Недолго думая он позвал извозчика и повез меня в библиотеку школы Штиглица. Там он показал мне несколько гравюр Уго да Карпи и Занетти[176]
. Особенно одна гравюра Уго да Карпи меня восхитила. Старик с лошадью в волнах. Цветная, в несколько досок. Прекрасная вещь! Я первый раз видела цветную гравюру и была в совершенном восхищении. Не могла на нее налюбоваться: Матэ стоял и смотрел на меня.— Хотите ли так работать?
— О да! Так работать я хочу!
— Вы сможете так работать, только захотите.
И он взял тут же с меня клятву. Я, держа в руках эту гравюру, поклялась, что буду работать и резать гравюру. И я сдержала слово. Но и Матэ пошел мне навстречу, позволив мне резать, как я хочу и что хочу. Перед самым отъездом за границу я побывала у него несколько раз в мастерской и, наконец, резала, как хотела. Глядя на живую модель, я, зачернив доску, стала прямо работать резцом, не сделав на ней предварительно рисунка. Вырезала таким образом этюд женского торса, голову собаки и гравировала портрет Сони моей работы.
Так я и вернулась от него ни с чем. Не имея дерева, не имея достаточного количества инструментов, не зная, как печатать и чем печатать, и как делать цветную гравюру, и где достать бумагу, и какую бумагу, — я приходила в отчаяние. Мои немногочисленные друзья мне не могли помочь.
В это время я сделала маленькую гравюру в красках «Мальчик с собакой». Печатала ее масляными красками. Вышла жирная лепешка! Наконец, однажды Анюта Писарева принесла мне рекомендательное письмо к двум братьям-граверам Florian[177]
. Она обратилась к незнакомому художнику, которого она увидела поправляющим с подмостков плафон зала Медицинской академии, и просила указать каких-нибудь граверов, могущих дать несколько практических советов одной молодой художнице. На следующий день он передал ей письмо к Florian’ам.После этого я начала самостоятельные шаги по гравюре. В это же время я познакомилась с произведениями трех граверов: Валлотона, Лепера и Ривьера[178]
.У меня осталась запись моего дневника того времени, относящаяся к 1899 году. Приведу ее целиком, как свидетельство моего тогдашнего мнения о них, которое с тех пор очень изменилось. (Я всегда замечала, что самые злые и беспощадные критики — это ученики и начинающие художники, каковым и я была в то время.)
«…Видела я довольно много в Париже гравюр Валлотона, который имеет сильный успех у публики. Но мне он не слишком понравился. Как человек он, должно быть, неглупый, наблюдательный, большой насмешник и даже остроумный. Но как художник — он мало художник. Большею частью гравюры его представляют композиции, состоящие из светотени, штрихов у него почти не бывает, исключая его портреты выдающихся современных людей, где манера его несколько другая. В композициях-гравюрах он берет цвет и тень широкими общими пятнами, не обращая внимания на то, где тень падающая и собственная, не обращая внимания на формы: иногда надо много догадки и остроумия, чтобы понять, что в таком-то черном пятне слито в общее тень руки, драпировка, сюртук, галстук и все лицо. А то часто видишь освещенный локоть руки, по которому догадываешься, что здесь находится рука, но дальше она бесследно пропадает на светлом переднике, и только по кончику одного пальца, который выглядывает по другую сторону передника, догадываешься, что в таком-то направлении и там-то кончается рука.
Уже далеко через край хвачено обобщение, а главное — малохудожественно.

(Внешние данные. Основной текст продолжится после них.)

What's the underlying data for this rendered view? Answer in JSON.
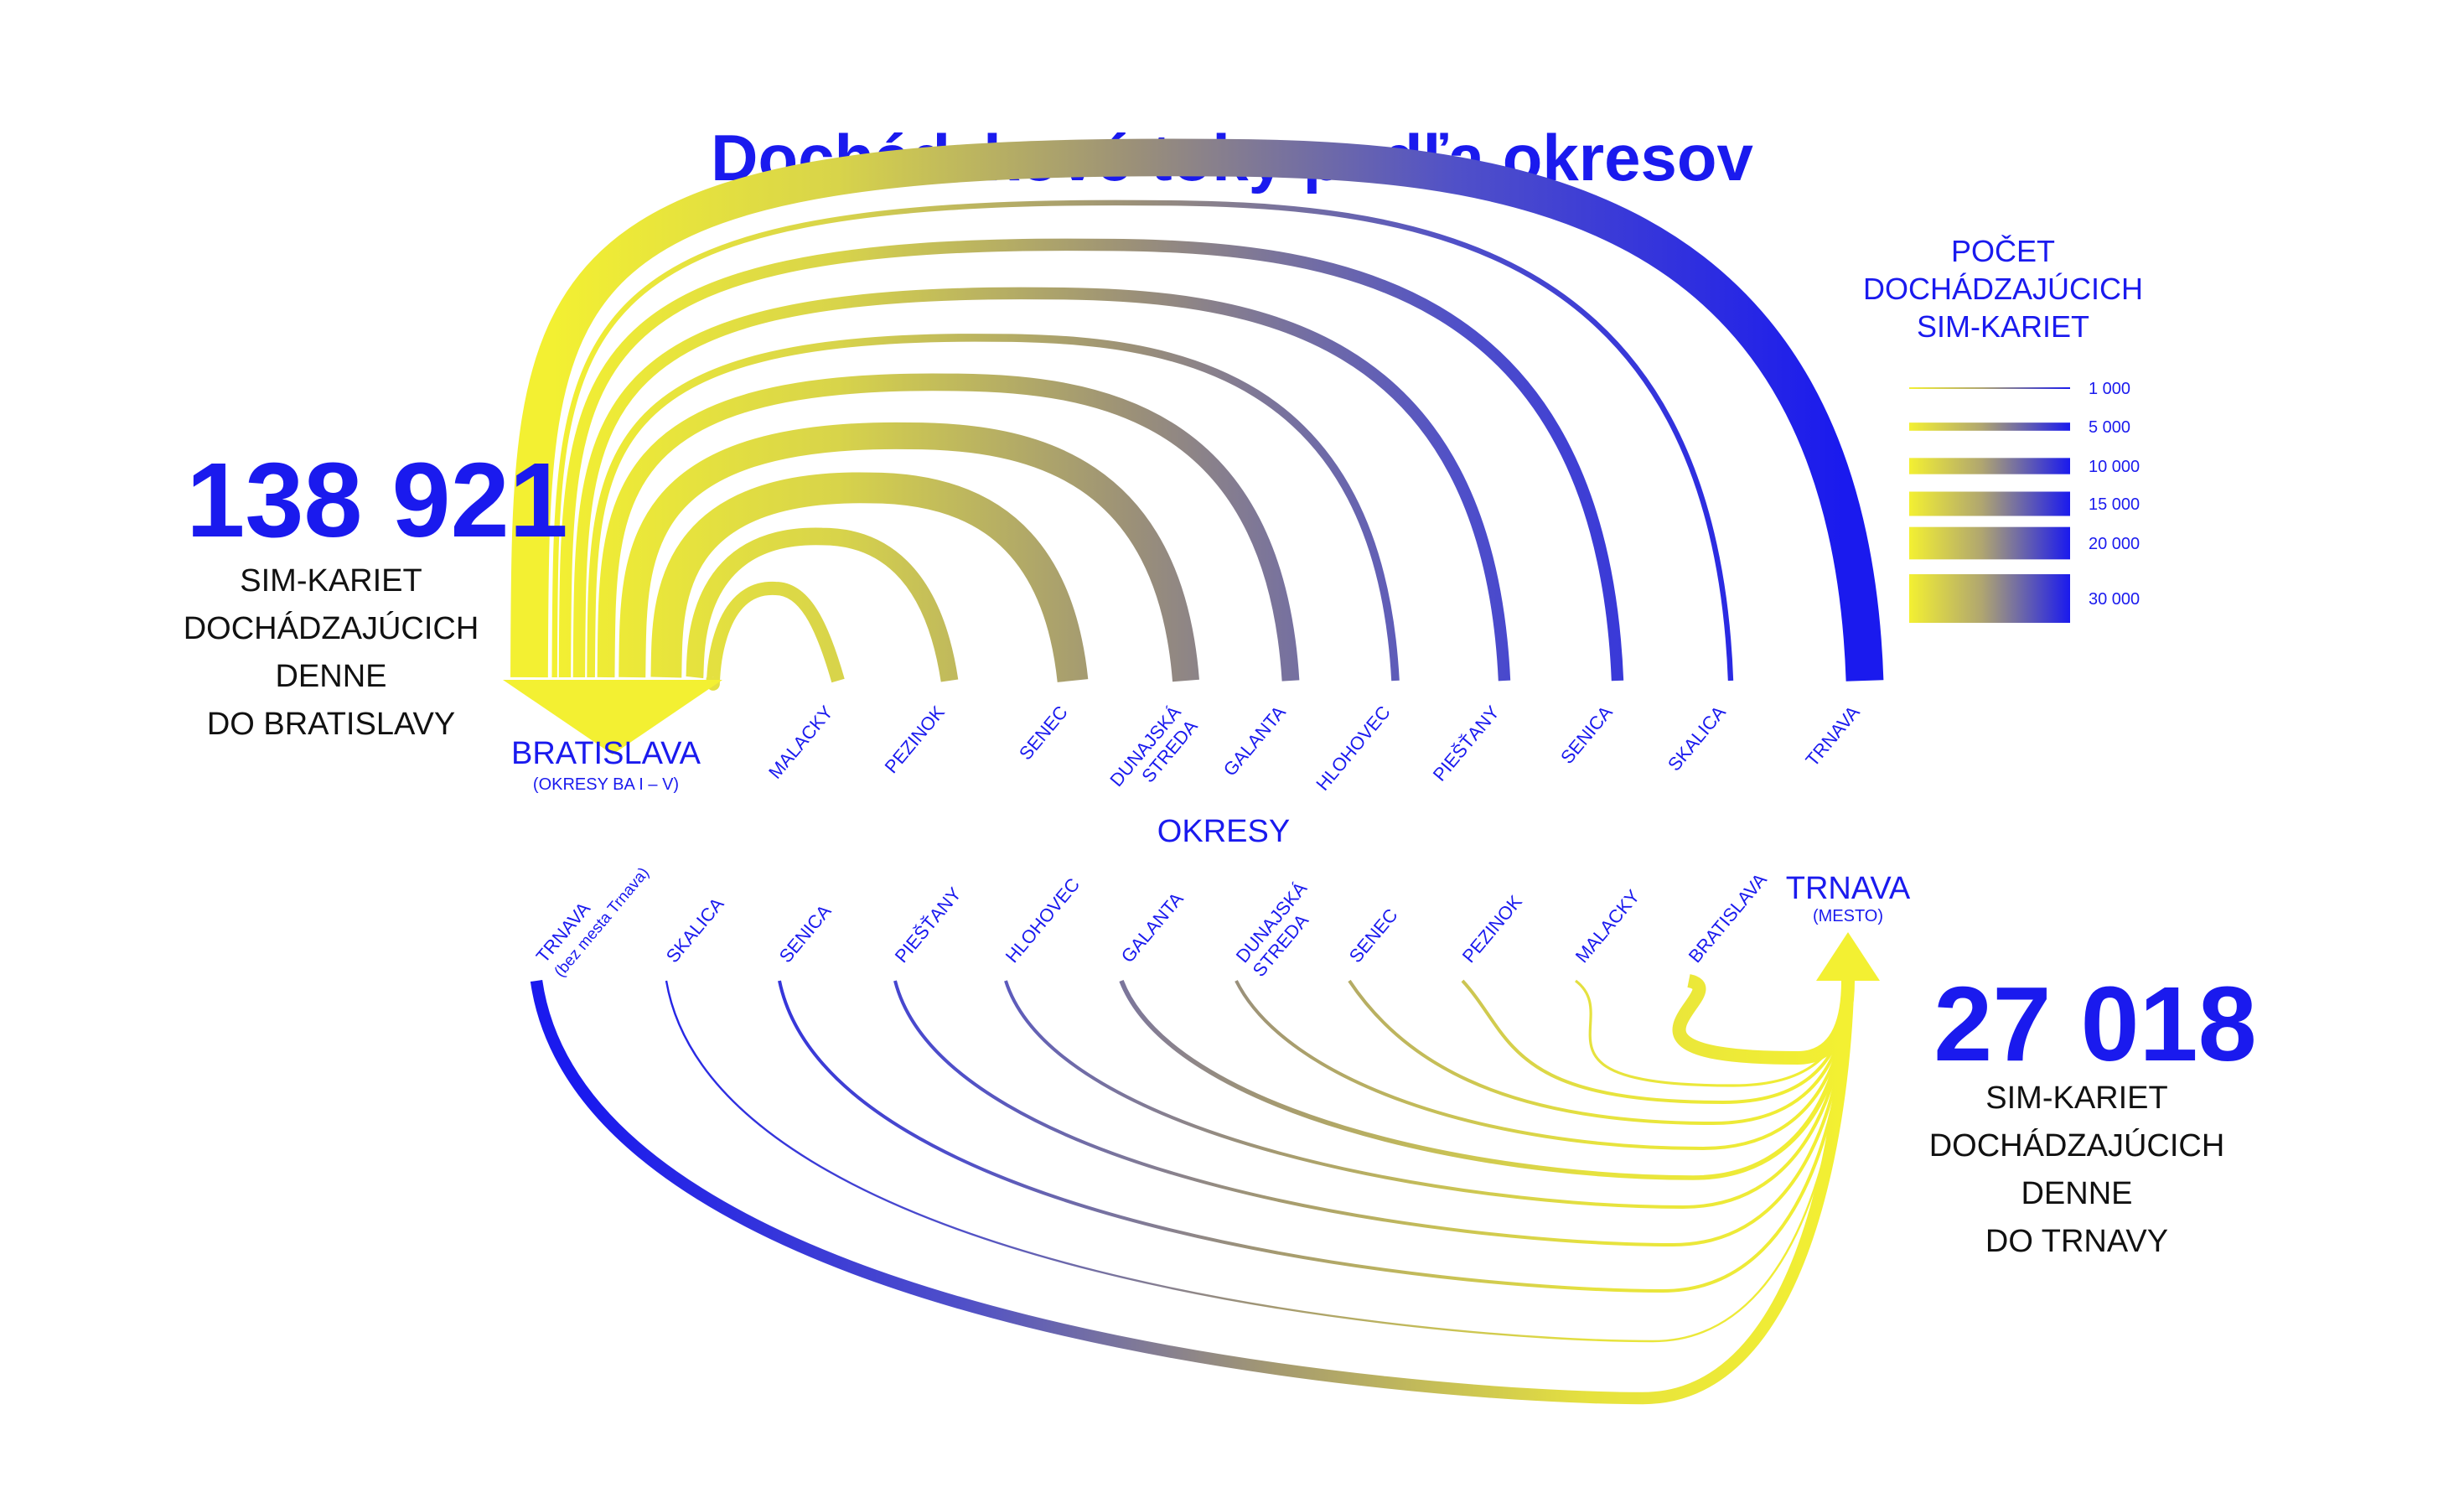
{
  "title": "Dochádzkové toky podľa okresov",
  "colors": {
    "blue": "#1a1aee",
    "yellow": "#f3f032",
    "text": "#111111",
    "background": "#ffffff"
  },
  "legend": {
    "title_lines": [
      "POČET",
      "DOCHÁDZAJÚCICH",
      "SIM-KARIET"
    ],
    "items": [
      {
        "label": "1 000",
        "value": 1000
      },
      {
        "label": "5 000",
        "value": 5000
      },
      {
        "label": "10 000",
        "value": 10000
      },
      {
        "label": "15 000",
        "value": 15000
      },
      {
        "label": "20 000",
        "value": 20000
      },
      {
        "label": "30 000",
        "value": 30000
      }
    ]
  },
  "center_label": "OKRESY",
  "bratislava": {
    "total": "138 921",
    "caption_lines": [
      "SIM-KARIET",
      "DOCHÁDZAJÚCICH",
      "DENNE",
      "DO BRATISLAVY"
    ],
    "destination": {
      "label": "BRATISLAVA",
      "sublabel": "(OKRESY BA I – V)"
    },
    "origins": [
      {
        "lines": [
          "MALACKY"
        ]
      },
      {
        "lines": [
          "PEZINOK"
        ]
      },
      {
        "lines": [
          "SENEC"
        ]
      },
      {
        "lines": [
          "DUNAJSKÁ",
          "STREDA"
        ]
      },
      {
        "lines": [
          "GALANTA"
        ]
      },
      {
        "lines": [
          "HLOHOVEC"
        ]
      },
      {
        "lines": [
          "PIEŠŤANY"
        ]
      },
      {
        "lines": [
          "SENICA"
        ]
      },
      {
        "lines": [
          "SKALICA"
        ]
      },
      {
        "lines": [
          "TRNAVA"
        ]
      }
    ]
  },
  "trnava": {
    "total": "27 018",
    "caption_lines": [
      "SIM-KARIET",
      "DOCHÁDZAJÚCICH",
      "DENNE",
      "DO TRNAVY"
    ],
    "destination": {
      "label": "TRNAVA",
      "sublabel": "(MESTO)"
    },
    "origins": [
      {
        "lines": [
          "TRNAVA",
          "(bez mesta Trnava)"
        ]
      },
      {
        "lines": [
          "SKALICA"
        ]
      },
      {
        "lines": [
          "SENICA"
        ]
      },
      {
        "lines": [
          "PIEŠŤANY"
        ]
      },
      {
        "lines": [
          "HLOHOVEC"
        ]
      },
      {
        "lines": [
          "GALANTA"
        ]
      },
      {
        "lines": [
          "DUNAJSKÁ",
          "STREDA"
        ]
      },
      {
        "lines": [
          "SENEC"
        ]
      },
      {
        "lines": [
          "PEZINOK"
        ]
      },
      {
        "lines": [
          "MALACKY"
        ]
      },
      {
        "lines": [
          "BRATISLAVA"
        ]
      }
    ]
  }
}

И тени нет вкуса и красоты и, конечно, понимания цели и условий хорошей, свободной и неусловной гравюры.
Материалы в гравюре — дерево и резец, которые дают право думать о красоте, заключающейся в линии, способной выражать все на свете — и чувство, и форму, и темперамент художника, и песню — все. Одним словом, линия есть одухотворенные, реально выраженные внешнее впечатление и внутреннее чувство и может быть невыразимой красоты. Это и есть главная сущность гравюры. Линия и совокупность линий.